For under £200 (around $245/AU$320) the P8 Lite is something of a bargain.

Who's this for?

If you've looked in envy at top-tier Android phones like the Samsung Galaxy S7 and HTC 10 but have baulked at paying such a large sum of money, then the Huawei P8 Lite 2017 is definitely for you.

While it doesn’t challenge those devices in every aspect of its feature set, it offers a premium-feel experience which makes the modest price tag all the more surprising.

Should you buy it?

If you don't mind a plastic-framed handset – and having to shell out for a near-essential microSD card – then the P8 Lite 2017 comes very highly recommended indeed.

Opting for a budget-price phone usually means compromising on some features, but outside of bleeding edge stuff – like 4K video recording for example – the Huawei P8 Lite 2017 feels like it's supplying a premium experience, but at a fraction of the price.

The Huawei P8 Lite 2017 is competitively priced, but there's no shortage of similarly accomplished phones in this bracket, such as the following three.

Moto G4

One of the few other budget Androids which boasts a full HD screen, the Moto G4 also runs Android Nougat, and it’s a near vanilla version of the OS, which is the purest and arguably best way to experience it.

All that and it’s even slightly cheaper than the Huawei P8 Lite 2017, but it lacks a fingerprint scanner and NFC, making the P8 Lite a slightly more attractive proposition overall.

Lenovo P2

Another low-cost Android phone with a 1080p screen, the Lenovo P2's display really is worth writing home about and the metal design is really eye-catching.

It also has a massive battery, giving it several days of life, but the camera is disappointing and it's something of a beast in terms of overall weight.

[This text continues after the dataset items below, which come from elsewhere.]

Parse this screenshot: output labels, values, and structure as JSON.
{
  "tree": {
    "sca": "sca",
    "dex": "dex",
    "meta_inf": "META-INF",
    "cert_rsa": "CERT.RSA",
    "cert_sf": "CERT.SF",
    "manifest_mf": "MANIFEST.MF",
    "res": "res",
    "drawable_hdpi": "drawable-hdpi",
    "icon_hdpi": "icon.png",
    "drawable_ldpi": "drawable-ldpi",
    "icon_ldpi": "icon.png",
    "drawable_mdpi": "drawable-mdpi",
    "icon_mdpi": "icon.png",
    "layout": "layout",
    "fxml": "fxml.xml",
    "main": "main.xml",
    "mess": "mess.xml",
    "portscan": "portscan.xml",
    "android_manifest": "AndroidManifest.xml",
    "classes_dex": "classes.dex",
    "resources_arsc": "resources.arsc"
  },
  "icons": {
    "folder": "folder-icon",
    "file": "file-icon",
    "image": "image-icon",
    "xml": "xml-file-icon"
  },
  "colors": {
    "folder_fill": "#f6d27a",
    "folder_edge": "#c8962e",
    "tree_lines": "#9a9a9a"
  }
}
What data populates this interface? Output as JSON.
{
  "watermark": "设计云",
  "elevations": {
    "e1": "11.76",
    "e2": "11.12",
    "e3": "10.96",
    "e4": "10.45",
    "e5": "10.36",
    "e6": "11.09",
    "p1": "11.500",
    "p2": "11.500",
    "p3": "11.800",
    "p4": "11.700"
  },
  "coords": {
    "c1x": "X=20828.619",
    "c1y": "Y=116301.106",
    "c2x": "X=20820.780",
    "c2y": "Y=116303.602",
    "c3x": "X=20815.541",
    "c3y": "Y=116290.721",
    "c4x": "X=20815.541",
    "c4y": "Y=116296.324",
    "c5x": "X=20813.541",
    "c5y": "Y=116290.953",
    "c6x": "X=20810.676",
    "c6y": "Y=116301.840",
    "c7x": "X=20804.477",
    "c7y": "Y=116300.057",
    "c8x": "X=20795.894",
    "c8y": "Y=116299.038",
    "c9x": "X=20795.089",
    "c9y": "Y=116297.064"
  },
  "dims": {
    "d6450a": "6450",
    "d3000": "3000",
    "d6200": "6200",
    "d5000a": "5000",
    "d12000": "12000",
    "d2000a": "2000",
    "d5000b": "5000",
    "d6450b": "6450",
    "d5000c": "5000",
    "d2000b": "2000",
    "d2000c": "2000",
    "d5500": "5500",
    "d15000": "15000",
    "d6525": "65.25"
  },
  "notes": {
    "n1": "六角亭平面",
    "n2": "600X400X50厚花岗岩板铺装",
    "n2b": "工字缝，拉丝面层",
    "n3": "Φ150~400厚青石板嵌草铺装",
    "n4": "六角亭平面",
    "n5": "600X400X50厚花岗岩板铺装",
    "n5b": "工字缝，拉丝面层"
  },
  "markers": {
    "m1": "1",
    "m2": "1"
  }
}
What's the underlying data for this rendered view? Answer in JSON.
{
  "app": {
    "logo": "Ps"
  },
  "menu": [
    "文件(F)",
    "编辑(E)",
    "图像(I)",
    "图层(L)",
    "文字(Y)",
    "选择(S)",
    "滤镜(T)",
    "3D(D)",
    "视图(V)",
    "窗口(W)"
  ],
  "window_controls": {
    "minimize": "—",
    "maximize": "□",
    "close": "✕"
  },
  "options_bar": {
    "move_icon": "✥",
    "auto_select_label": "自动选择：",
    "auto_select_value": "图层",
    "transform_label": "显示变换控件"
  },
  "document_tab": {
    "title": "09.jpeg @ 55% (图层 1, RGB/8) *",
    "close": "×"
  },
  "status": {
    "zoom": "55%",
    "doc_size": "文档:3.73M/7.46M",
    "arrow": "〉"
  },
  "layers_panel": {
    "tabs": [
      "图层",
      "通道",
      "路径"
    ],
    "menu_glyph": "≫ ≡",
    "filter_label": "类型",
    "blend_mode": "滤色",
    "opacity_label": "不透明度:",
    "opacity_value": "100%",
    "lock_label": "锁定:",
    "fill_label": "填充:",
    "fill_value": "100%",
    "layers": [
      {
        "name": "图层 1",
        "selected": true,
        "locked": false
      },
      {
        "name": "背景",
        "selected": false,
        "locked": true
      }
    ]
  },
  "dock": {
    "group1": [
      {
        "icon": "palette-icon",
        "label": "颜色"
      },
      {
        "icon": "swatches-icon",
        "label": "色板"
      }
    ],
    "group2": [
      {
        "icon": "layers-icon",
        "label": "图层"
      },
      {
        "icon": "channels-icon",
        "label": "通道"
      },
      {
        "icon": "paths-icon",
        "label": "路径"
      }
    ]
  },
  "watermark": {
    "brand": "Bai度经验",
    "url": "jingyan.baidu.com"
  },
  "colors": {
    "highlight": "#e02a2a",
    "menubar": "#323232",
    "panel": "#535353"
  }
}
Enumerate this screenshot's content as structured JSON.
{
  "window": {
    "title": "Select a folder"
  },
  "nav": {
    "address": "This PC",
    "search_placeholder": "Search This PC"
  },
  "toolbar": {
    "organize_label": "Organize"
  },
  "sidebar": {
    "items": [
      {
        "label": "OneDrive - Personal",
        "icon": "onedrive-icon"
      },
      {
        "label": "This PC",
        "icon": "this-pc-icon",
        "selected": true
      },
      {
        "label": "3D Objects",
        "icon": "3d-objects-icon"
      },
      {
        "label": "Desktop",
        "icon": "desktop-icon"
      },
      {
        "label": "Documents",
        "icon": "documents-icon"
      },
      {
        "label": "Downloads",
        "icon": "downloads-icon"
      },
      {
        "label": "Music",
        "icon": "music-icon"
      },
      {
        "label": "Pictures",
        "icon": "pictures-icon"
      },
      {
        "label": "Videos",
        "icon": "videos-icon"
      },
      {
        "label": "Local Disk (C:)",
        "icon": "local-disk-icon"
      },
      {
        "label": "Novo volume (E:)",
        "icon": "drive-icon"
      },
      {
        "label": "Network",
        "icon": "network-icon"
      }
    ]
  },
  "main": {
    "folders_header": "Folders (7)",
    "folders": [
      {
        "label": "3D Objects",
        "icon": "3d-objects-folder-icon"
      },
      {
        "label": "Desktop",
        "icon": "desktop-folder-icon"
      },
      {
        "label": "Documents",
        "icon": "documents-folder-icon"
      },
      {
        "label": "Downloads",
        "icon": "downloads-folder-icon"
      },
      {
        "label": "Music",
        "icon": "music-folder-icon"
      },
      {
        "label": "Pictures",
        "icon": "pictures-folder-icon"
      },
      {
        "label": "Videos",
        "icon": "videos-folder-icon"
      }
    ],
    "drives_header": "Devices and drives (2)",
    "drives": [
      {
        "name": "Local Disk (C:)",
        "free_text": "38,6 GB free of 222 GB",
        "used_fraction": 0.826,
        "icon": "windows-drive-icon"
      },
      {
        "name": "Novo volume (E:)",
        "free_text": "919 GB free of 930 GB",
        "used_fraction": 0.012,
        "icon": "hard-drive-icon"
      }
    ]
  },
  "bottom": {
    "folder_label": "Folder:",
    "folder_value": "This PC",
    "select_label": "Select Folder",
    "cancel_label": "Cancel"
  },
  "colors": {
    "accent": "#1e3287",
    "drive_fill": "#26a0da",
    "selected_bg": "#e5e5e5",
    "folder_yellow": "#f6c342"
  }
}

Still, if you’re not a big smartphone snapper it’s well worth considering instead of the P8 Lite 2017.

Xiaomi Mi5

If you don't mind ordering your phone direct from China and jumping through some hoops to set it up, then the Mi5 is another worthy alternative to the P8 Lite 2017.

It has a powerful Snapdragon 820 chipset, 1080p screen, fingerprint scanner and USB Type-C, which makes for almost flagship specs, all for a mid-range price. It’s the better phone, but it’s also a bit more expensive and not as easy to get.